The popularity of Psalm 51 is visible beyond worldwide Ash Wednesday services. It was part of the Daily Office in the mediaeval British Use of Sarum at both Lauds and Vespers. I have heard it sung at Eastern Orthodox Vespers on more than one occasion. Psalm 51’s presence in the Daily Office of the western church is no surprise, given that Benedict lists it explicitly as part of Sunday Matins (ch. 12). If one were to scour liturgical books, Psalm 51 would be one of those items that crops up fairly often.

The cause of Psalm 51’s popularity is given by St. Athanasius (d. 373) in his very interesting Letter to Marcellinus:

It seems to me, moreover, that because the Psalms thus serve him who sings them as a mirror, wherein he sees himself and his own soul, he cannot help but render them in such a manner that their words go home with equal force to those who hear him sing, and stir them also to a like reaction. Sometimes it is repentance that is generated in this way, as by the conscience-stirring words of Psalm 51 …

But suppose now that you have sinned and, having been put to confusion, are repenting and begging for forgiveness, then you have the words of confession and repentance in Psalm 51. (Trans. ‘A religious of CSMV’, 1982 ed., pp. 105, 110)

This is what Psalms are for. They are for singing and for praying. They are for providing us with a biblical outlet for our spiritual lives. Psalm 51, written by King David after he had been confronted by Nathan the Prophet following the death of Uriah the Hittite and David’s adultery with Uriah’s wife Bathsheba, is a wondrously apt Psalm for repentance.

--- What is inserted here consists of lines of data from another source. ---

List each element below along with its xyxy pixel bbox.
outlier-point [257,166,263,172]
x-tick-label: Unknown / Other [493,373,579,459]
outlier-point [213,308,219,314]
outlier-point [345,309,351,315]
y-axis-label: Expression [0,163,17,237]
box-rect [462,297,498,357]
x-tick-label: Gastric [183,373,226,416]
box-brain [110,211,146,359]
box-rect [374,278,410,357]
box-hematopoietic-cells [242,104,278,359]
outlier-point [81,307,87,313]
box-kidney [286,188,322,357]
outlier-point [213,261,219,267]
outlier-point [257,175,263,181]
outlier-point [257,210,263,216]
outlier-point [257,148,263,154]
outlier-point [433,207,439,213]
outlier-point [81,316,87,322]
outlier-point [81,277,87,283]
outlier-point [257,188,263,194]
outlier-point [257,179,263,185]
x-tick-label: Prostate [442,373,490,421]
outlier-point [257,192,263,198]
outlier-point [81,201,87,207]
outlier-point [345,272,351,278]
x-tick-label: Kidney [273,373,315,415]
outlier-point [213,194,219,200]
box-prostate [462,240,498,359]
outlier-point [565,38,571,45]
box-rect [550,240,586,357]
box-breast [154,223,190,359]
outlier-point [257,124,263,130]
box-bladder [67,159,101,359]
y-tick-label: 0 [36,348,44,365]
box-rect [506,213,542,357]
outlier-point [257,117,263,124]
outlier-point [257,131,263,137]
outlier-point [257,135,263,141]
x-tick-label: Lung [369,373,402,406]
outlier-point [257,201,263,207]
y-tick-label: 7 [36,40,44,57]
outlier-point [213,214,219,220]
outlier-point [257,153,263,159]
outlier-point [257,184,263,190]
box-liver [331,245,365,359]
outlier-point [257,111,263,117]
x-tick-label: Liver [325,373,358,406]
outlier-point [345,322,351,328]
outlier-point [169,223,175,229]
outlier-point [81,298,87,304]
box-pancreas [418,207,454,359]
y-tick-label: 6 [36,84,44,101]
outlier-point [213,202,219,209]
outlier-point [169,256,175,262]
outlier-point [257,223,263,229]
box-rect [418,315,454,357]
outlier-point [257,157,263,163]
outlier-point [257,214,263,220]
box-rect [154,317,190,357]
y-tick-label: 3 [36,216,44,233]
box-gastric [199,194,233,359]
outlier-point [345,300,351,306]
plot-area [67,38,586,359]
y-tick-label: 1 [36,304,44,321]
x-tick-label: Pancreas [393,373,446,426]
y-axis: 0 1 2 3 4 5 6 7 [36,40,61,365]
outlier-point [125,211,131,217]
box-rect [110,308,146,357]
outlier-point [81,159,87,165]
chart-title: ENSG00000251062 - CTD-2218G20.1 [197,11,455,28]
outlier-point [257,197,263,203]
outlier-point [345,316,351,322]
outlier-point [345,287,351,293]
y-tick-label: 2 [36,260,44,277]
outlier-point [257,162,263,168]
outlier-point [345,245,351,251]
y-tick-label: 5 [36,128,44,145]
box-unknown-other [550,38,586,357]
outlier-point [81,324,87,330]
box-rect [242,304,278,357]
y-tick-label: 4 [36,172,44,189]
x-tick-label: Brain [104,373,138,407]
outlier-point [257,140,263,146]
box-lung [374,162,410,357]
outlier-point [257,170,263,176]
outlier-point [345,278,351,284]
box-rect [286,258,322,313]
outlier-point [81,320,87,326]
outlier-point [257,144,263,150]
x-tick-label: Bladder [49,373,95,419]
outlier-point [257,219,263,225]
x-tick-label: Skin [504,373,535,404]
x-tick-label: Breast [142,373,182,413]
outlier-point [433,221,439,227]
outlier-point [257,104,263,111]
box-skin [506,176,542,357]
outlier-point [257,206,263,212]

There are two great levellers in human experience — sin and grace. All Christians everywhere have felt the weight of their own sin at times. Even as grace lifts us up as children and heirs of God, sin brings us down to remind us that we are unworthy of this honour. And so time and again, we turn to Psalm 51 to lament our sins and acknowledge our wretchedness (as in the BCP collect for Ash Wednesday).

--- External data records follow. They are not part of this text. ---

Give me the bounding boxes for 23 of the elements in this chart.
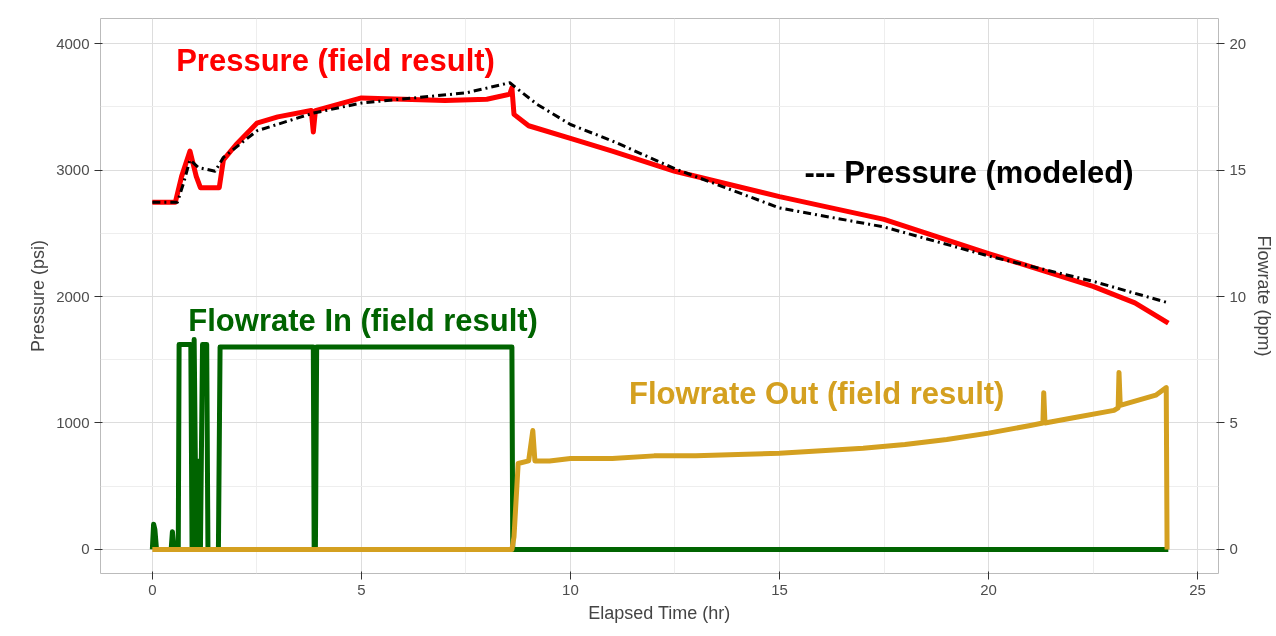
y-tick-label: 3000	[56, 161, 90, 179]
x-tick-label: 25	[1189, 580, 1206, 598]
y2-tick-label: 20	[1229, 34, 1247, 52]
series-label: Flowrate In (field result)	[188, 303, 538, 339]
y-tick-label: 0	[81, 540, 90, 558]
y-tick-label: 1000	[56, 413, 90, 431]
x-tick-label: 5	[357, 580, 366, 598]
y2-tick-label: 0	[1229, 540, 1238, 558]
series-label: Flowrate Out (field result)	[628, 376, 1005, 412]
y2-axis-title: Flowrate (bpm)	[1254, 235, 1275, 357]
series-label: --- Pressure (modeled)	[804, 155, 1134, 191]
series-label: Pressure (field result)	[176, 42, 495, 78]
x-tick-label: 20	[980, 580, 997, 598]
x-tick-label: 10	[562, 580, 579, 598]
x-tick-label: 15	[771, 580, 788, 598]
y-axis-title: Pressure (psi)	[28, 239, 49, 353]
y2-tick-label: 10	[1229, 287, 1247, 305]
x-tick-label: 0	[148, 580, 157, 598]
x-axis-title: Elapsed Time (hr)	[588, 602, 731, 623]
y2-tick-label: 15	[1229, 161, 1247, 179]
y2-tick-label: 5	[1229, 413, 1238, 431]
y-tick-label: 4000	[56, 34, 90, 52]
y-tick-label: 2000	[56, 287, 90, 305]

So let us all reflect upon the words of this Psalm. In 1662, you would have sung it or recited it in the words of Coverdale’s translation. If you know how to do a basic Anglican chant and you’re not in an office or a Postgrad study space, William Law encourages you to sing the Psalms aloud. Athanasius assures you that in singing you take up the role of the Psalmist more fully.

Here it is:

Psalm 51. Miserere mei, DeusHave mercy upon me, O God, after thy great goodness : according to the multitude of thy mercies do away mine offences.
2. Wash me throughly from my wickedness : and cleanse me from my sin.
3. For I acknowledge my faults : and my sin is ever before me.
4. Against thee only have I sinned, and done this evil in thy sight : that thou mightest be justified in thy saying, and clear when thou art judged.
5. Behold, I was shapen in wickedness : and in sin hath my mother conceived me.
6. But lo, thou requirest truth in the inward parts: and shalt make me to understand wisdom secretly.
7. Thou shalt purge me with hyssop, and I shall be clean : thou shalt wash me, and I shall be whiter than snow.
8. Thou shalt make me hear of joy and gladness : that the bones which thou hast broken may rejoice.
9. Turn thy face from my sins : and put out all my misdeeds.
10. Make me a clean heart, O God : and renew a right spirit within me.
11. Cast me not away from thy presence : and take not thy holy Spirit from me.
12. O give me the comfort of thy help again : and stablish me with thy free Spirit.
13. Then shall I teach thy ways unto the wicked : and sinners shall be converted unto thee.
14. Deliver me from blood-guiltiness, O God, thou that art the God of my health : and my tongue shall sing of thy righteousness.
15. Thou shalt open my lips, O Lord : and my mouth shall shew thy praise.
16. For thou desirest no sacrifice, else would I give it thee : but thou delightest not in burnt-offerings.
17. The sacrifice of God is a troubled spirit : a broken and contrite heart, O God, shalt thou not despise.
18. O be favourable and gracious unto Sion : build thou the walls of Jerusalem.
19. Then shalt thou be pleased with the sacrifice of righteousness, with the burnt-offerings and oblations : then shall they offer young bullocks upon thine altar.